Is it a wicked weed? Or a delicious, nutritious and attractive ground cover? Mike McGrath reveals what you can do when chickweed comes to play. Plus answers to all your growing questions.
Question of the Week
“I used corn gluten meal as a ‘weed and feed’ in the Spring, and my grass looked great. But I did use some chemicals to control chickweed in the summer. What should I do to get rid of the chickweed without chemicals?”
Bill in Merion Station, PA
Photo by Flickr user Dave Pumplin
Highlights from show for November 8, 2014:
What to do when slugs are eating your tomatoes
Paul in Broomall, PA has been noticing holes in the top half of his 7 foot tall tomato plant. Not knowing exactly what it is that is eating his precious, red tomatoes, he calls up Mike for answers. As Paul suspected, Mike confirms that slimy slugs are responsible. Mike suggests, to get rid of them, building raised beds and to buy slug bate at any big garden center or online. He explains that old slug bate from the 60’s and 70’s is very toxic, but he can buy a more modern version that contains yeast and iron. Mike explains that slugs are very attracted to yeast, but when they consume the bait the metal from iron will get in their system and kill them. Mike recommends that it should be sprinkled all over the base of the plant.
Worm box clean out
Teresa from Stillwater, OK has been raising red worms for 2 and a half years, and somehow larva has been invading the box where the red worms are being kept. Teresa has cleaned it out to clear the infestation, however, they keep coming back. And even more each time! Mike recommends to “get them out of the house, get them into the compost. If you heat up the compost enough they might not even survive, but harvest some of your worms, keep them in nice, clean soil for a week, and start everything over again. You know every couple of years everybody’s got a worm bin…has to clean it out and start over again for some emergency reason.”
Are these plant antibiotics working?
Jerry in Princeton, NJ has a large oak tree that she has been getting a yearly treatment of antibiotics. The tree had a lot of dead wood on it, and she doesn’t know whether she should continue giving the tree the antibiotic. Mike gives her some handy-dandy ideas: Stop putting chemicals in the soil, have the old wood removed in the Spring when the tree has leafed out do some selective, additional pruning to open up the canopy, let more light and air in there, and try to clear the soil at the base of the tree. This will expose the root flare, which isn’t visible. In addition, all trees need good drainage, so Jerry has to solve her issue with water pooling up in the yard.
How to get better blooms from your hydrangeas
Bill from Lee Summit, MO has “a couple of hydrangeas, that look beautiful…lots of green, but no blossoms.” Mike explains that hydrangeas are much more fragile than we thought. Mike proposes that winter might have had an effect on them, and took its toll on these delicate flowers. Mike advises him to leave them alone, and wait until Spring time. Check if the plant has any green growth along the stems that survived winter, if so, he should be okay. Mike suggests moving them to a more protected area. When flowers appear, that is when Bill should prune out the branches that don’t have any flowers on them. This little trick makes them appear as if he has three times more flowers than he actually does.
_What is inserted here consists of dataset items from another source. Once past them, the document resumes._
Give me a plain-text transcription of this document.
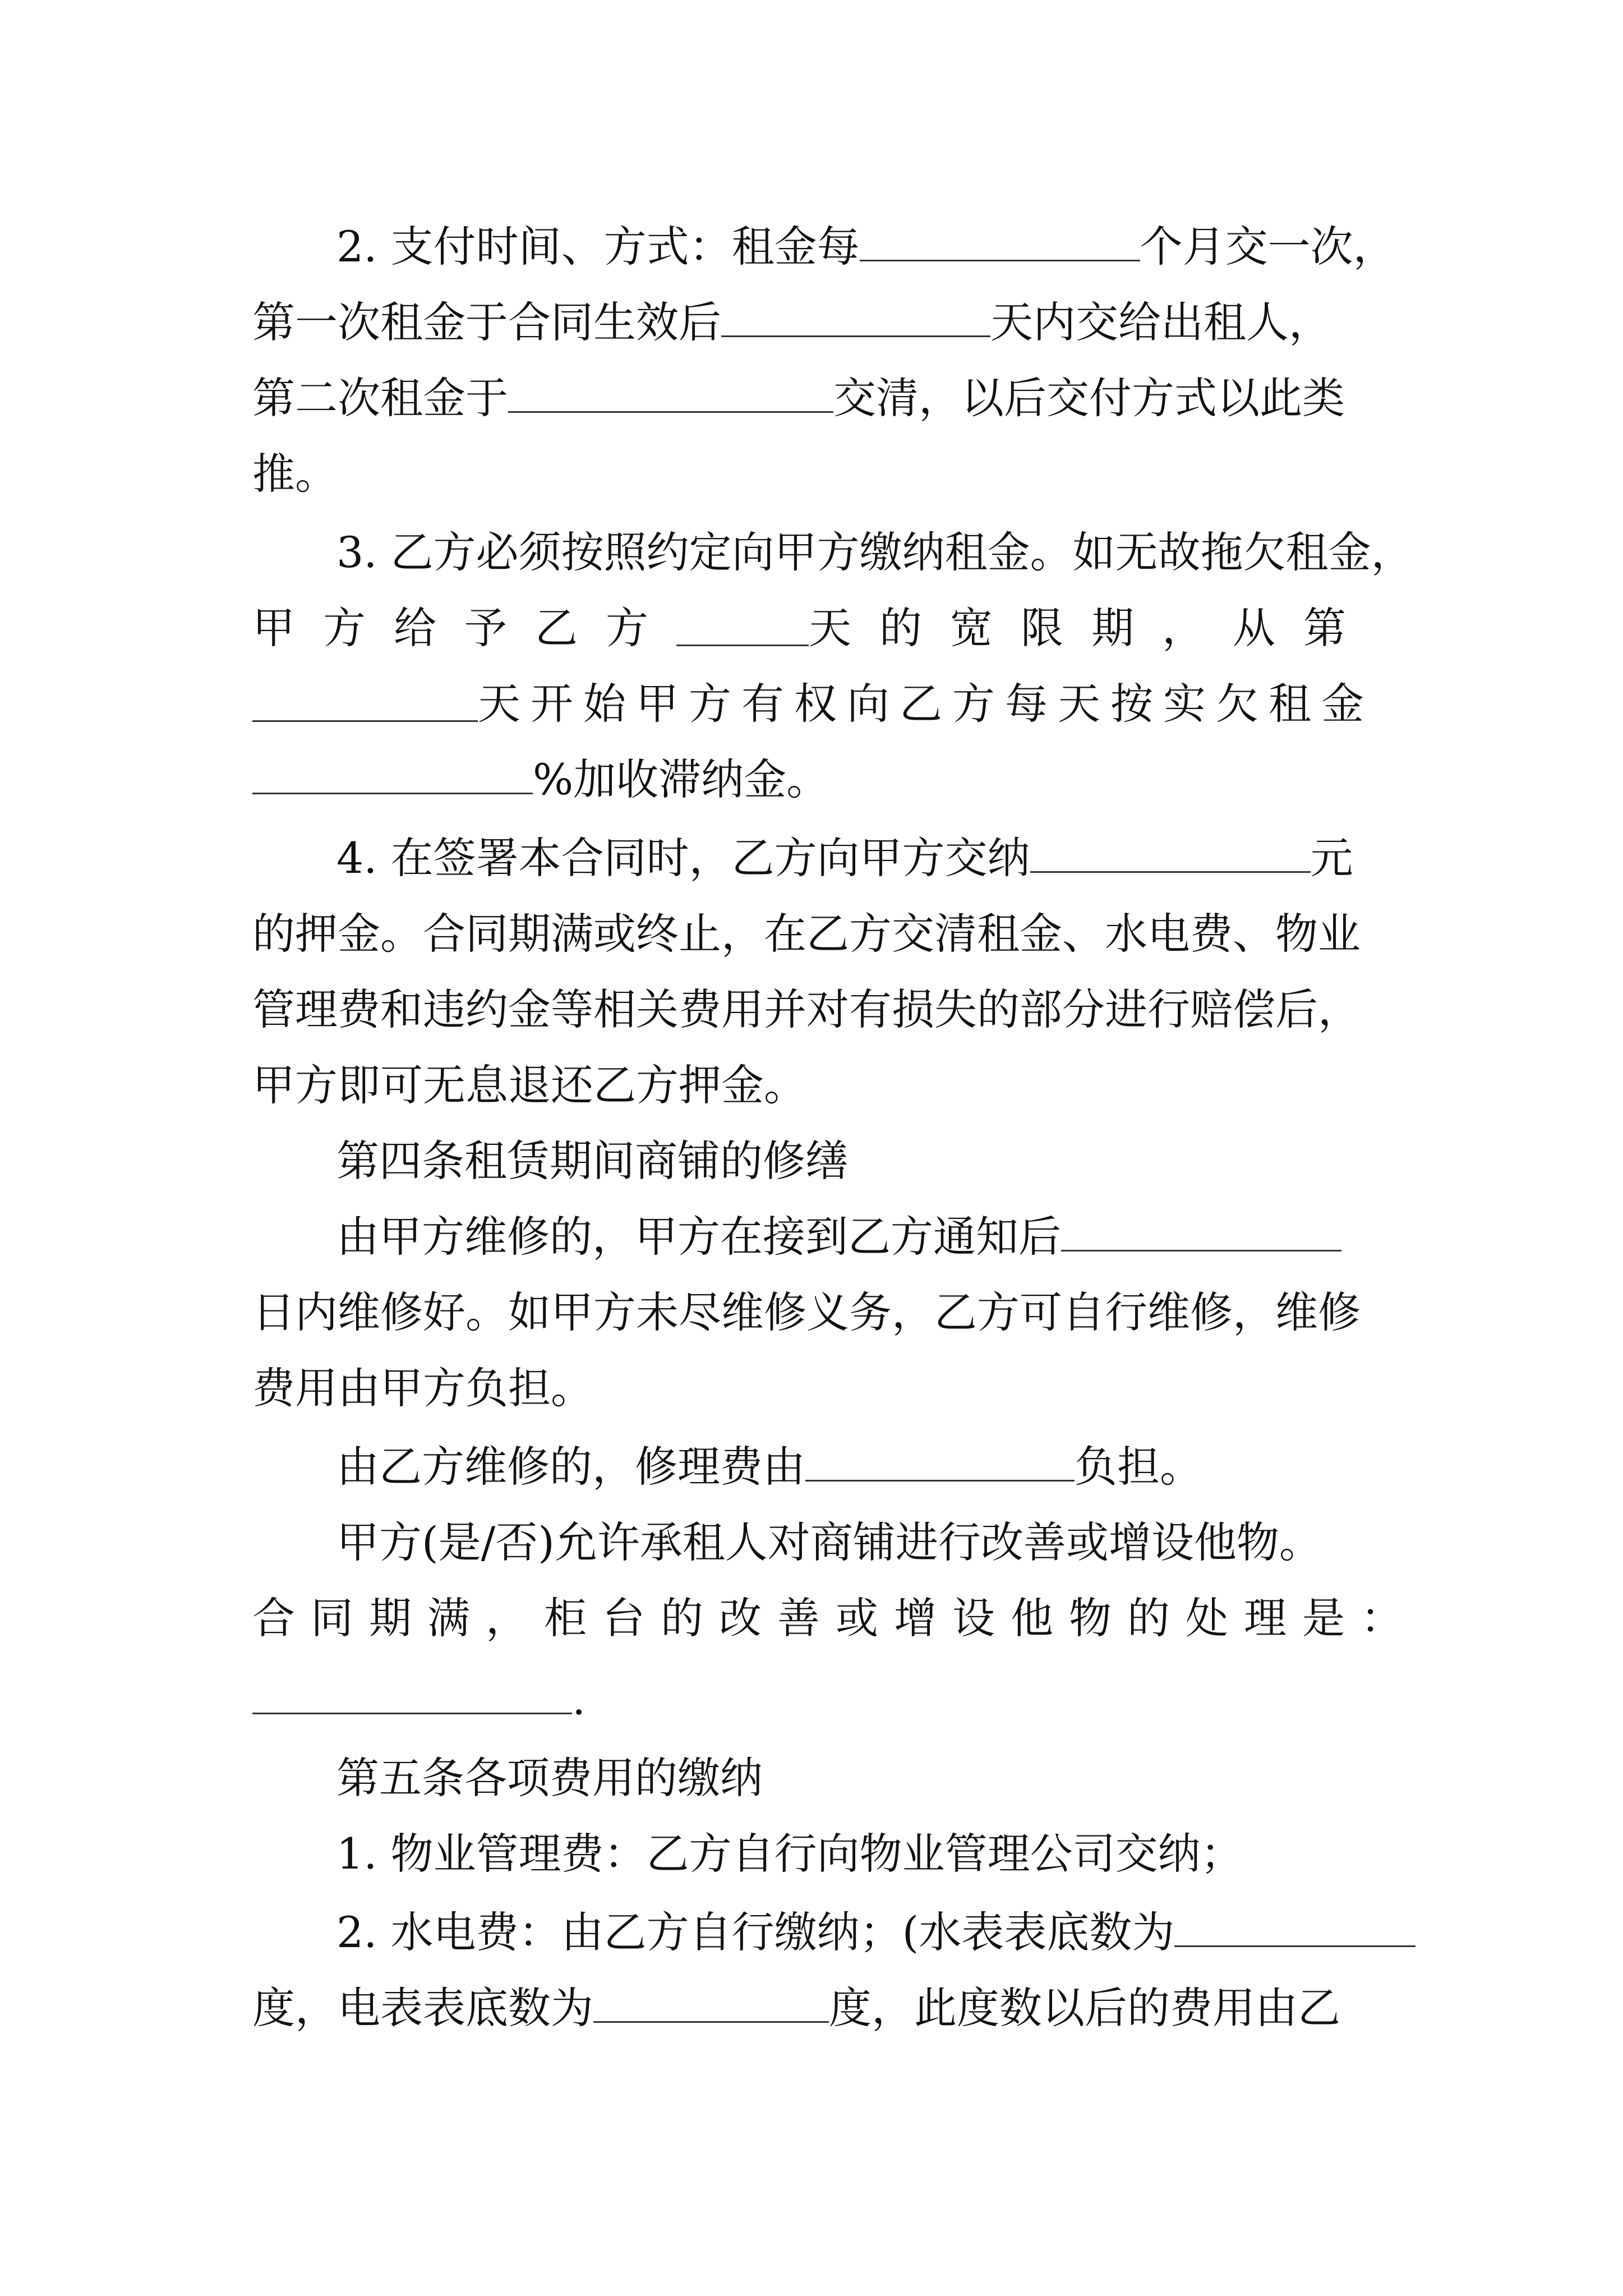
2. 支付时间、方式：租金每	个月交一次，
第一次租金于合同生效后	天内交给出租人，
第二次租金于	交清，以后交付方式以此类
推。
3. 乙方必须按照约定向甲方缴纳租金。如无故拖欠租金，
甲方给予乙方	天的宽限期，从第
天开始甲方有权向乙方每天按实欠租金
%加收滞纳金。
4. 在签署本合同时，乙方向甲方交纳	元
的押金。合同期满或终止，在乙方交清租金、水电费、物业
管理费和违约金等相关费用并对有损失的部分进行赔偿后，
甲方即可无息退还乙方押金。
第四条租赁期间商铺的修缮
由甲方维修的，甲方在接到乙方通知后
日内维修好。如甲方未尽维修义务，乙方可自行维修，维修
费用由甲方负担。
由乙方维修的，修理费由	负担。
甲方(是/否)允许承租人对商铺进行改善或增设他物。
合同期满，柜台的改善或增设他物的处理是：
.
第五条各项费用的缴纳
1. 物业管理费：乙方自行向物业管理公司交纳；
2. 水电费：由乙方自行缴纳；(水表表底数为
度，电表表底数为	度，此度数以后的费用由乙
Photo by Flickr user Astrid
Arlene in Philadelphia, PA has a Japanese maple, about 50 years old that had fungus on some of the branches. Later on she called a certified arborist to give it a feeding that was apparently too strong for the tree, practically hurting it. Mike likens the fertilizer to a high explosive. Mike says that the green on the branches can either mean it has become too crowded and there isn’t enough air getting to the canopy or it is getting a little moldy and those branches were already dead and this is a fungal organism trying to turn them into soil while they are on the tree. However, Mike considers Arlene lucky for she’s dodged a bullet. Since this summer we had a lot of showers, the water deluded the chemicals out, preventing the tree from actually getting burned from that unbalanced fertilizer.
Don’t bring in ants with your plants!
Keith in Camden County, NJ has a meyer lemon tree that he’s been bringing it outside when the sun is out, and in his garage every other day. Keith is concerned about ants and other insects getting into the soil before he brings it in for good this winter. Mike suggests that Keith should take his tree out the next sunny day, set his hose nozzle to the sharpest stream possible and spray the plant thoroughly, repeat after allowing the plant to rest for an hour. “And indoors, make sure it gets bright indirect light”, Mike adds, “You want the sunniest window sill in the house, but you don’t want one that leaks cold air in.”